Two, if you offer me equity, then you are out right telling me that my time is
worth more than your whole business. That is not a good deal for either side.
You wouldnt be giving away equity if you had money in the bank. Three, don't
lowball be. It's a waste of time for us both, because I will decline, and you
will waste a lot of time finding someone who ships.

------
bbwharris
I think we should all sit back and be happy that we are in this position. It's
a great place to be, much better than desperate to find anyone who's hiring.
We have our pick and we complain about recruiters? If only everyone was so
lucky.

------
abuiles
I wonder at which point did you ended up going on this direction, did the
launch of recent businesses like <http://developerauction.com/> influenced
some how this decision? Would you still describe as the "online reputation
system for developers" or are you going to turn around and head into a new
"job market" where companies can show off their profile? what do I gain
following a company?
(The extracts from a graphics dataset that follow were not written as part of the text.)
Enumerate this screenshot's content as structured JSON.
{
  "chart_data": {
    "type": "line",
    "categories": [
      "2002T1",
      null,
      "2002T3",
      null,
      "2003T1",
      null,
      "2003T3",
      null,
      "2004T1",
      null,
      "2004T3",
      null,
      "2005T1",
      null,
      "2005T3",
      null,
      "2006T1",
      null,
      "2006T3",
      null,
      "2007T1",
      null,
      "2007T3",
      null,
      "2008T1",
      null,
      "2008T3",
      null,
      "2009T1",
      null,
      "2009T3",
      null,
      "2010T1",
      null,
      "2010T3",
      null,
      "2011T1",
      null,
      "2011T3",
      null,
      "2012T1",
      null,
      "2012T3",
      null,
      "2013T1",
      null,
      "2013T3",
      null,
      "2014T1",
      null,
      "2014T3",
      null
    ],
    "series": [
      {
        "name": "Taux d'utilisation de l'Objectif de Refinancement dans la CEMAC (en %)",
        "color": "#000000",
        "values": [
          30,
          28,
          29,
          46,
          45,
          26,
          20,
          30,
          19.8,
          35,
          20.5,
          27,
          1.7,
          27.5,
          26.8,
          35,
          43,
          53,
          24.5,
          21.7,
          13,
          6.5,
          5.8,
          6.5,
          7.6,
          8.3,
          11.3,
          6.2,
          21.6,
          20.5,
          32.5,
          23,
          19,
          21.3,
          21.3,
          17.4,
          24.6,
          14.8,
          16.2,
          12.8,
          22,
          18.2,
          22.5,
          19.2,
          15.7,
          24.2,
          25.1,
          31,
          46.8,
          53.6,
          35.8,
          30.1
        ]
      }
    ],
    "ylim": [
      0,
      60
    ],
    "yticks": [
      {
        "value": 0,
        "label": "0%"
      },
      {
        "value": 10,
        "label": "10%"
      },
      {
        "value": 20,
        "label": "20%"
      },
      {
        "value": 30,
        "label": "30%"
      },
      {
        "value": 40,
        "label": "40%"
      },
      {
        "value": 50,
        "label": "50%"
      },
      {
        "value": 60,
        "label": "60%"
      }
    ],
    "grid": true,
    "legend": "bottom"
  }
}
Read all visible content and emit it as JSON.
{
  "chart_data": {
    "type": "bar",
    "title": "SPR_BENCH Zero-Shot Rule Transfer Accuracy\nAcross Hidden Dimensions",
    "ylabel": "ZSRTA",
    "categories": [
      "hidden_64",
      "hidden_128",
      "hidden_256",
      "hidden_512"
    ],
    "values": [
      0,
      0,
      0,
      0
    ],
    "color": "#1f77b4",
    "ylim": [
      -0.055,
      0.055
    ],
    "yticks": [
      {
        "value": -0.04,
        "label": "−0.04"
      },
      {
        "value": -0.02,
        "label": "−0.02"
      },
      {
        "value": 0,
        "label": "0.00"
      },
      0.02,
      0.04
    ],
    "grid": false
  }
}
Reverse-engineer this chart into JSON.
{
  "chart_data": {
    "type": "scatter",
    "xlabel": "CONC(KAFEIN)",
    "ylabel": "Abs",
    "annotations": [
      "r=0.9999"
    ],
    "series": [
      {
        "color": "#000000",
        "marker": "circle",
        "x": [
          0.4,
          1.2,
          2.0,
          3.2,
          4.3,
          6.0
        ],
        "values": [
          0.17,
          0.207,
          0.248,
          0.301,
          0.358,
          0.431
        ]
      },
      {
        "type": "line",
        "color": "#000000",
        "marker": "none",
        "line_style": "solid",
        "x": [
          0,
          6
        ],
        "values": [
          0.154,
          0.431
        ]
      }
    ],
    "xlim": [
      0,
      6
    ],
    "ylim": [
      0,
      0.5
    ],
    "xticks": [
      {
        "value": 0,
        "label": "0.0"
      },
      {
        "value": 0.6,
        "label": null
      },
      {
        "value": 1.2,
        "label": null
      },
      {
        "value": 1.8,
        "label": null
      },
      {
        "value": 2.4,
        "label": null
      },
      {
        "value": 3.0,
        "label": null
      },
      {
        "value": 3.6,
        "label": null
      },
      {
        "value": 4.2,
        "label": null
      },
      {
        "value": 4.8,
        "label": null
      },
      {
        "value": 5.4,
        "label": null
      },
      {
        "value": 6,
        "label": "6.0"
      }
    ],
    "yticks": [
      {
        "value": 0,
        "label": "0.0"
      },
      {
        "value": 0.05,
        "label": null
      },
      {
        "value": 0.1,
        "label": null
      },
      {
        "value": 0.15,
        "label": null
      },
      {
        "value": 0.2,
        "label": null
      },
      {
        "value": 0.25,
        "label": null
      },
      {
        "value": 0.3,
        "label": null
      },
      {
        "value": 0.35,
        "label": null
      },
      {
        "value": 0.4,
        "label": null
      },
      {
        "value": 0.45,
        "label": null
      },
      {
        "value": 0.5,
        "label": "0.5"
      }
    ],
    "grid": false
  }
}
The profiles look really nice :D.

------
etherael
I think the incentives need to be re-aligned. <https://www.sofee.com.au/> is
new and maybe a step in the right direction, though only for Australia at the
moment.

Does anyone know of anything similar internationally?

------
drumdance
tl;dr - currently Supply < Demand.

Back after the dot com burst a whole lot of developers would have loved for
recruiters to bug them.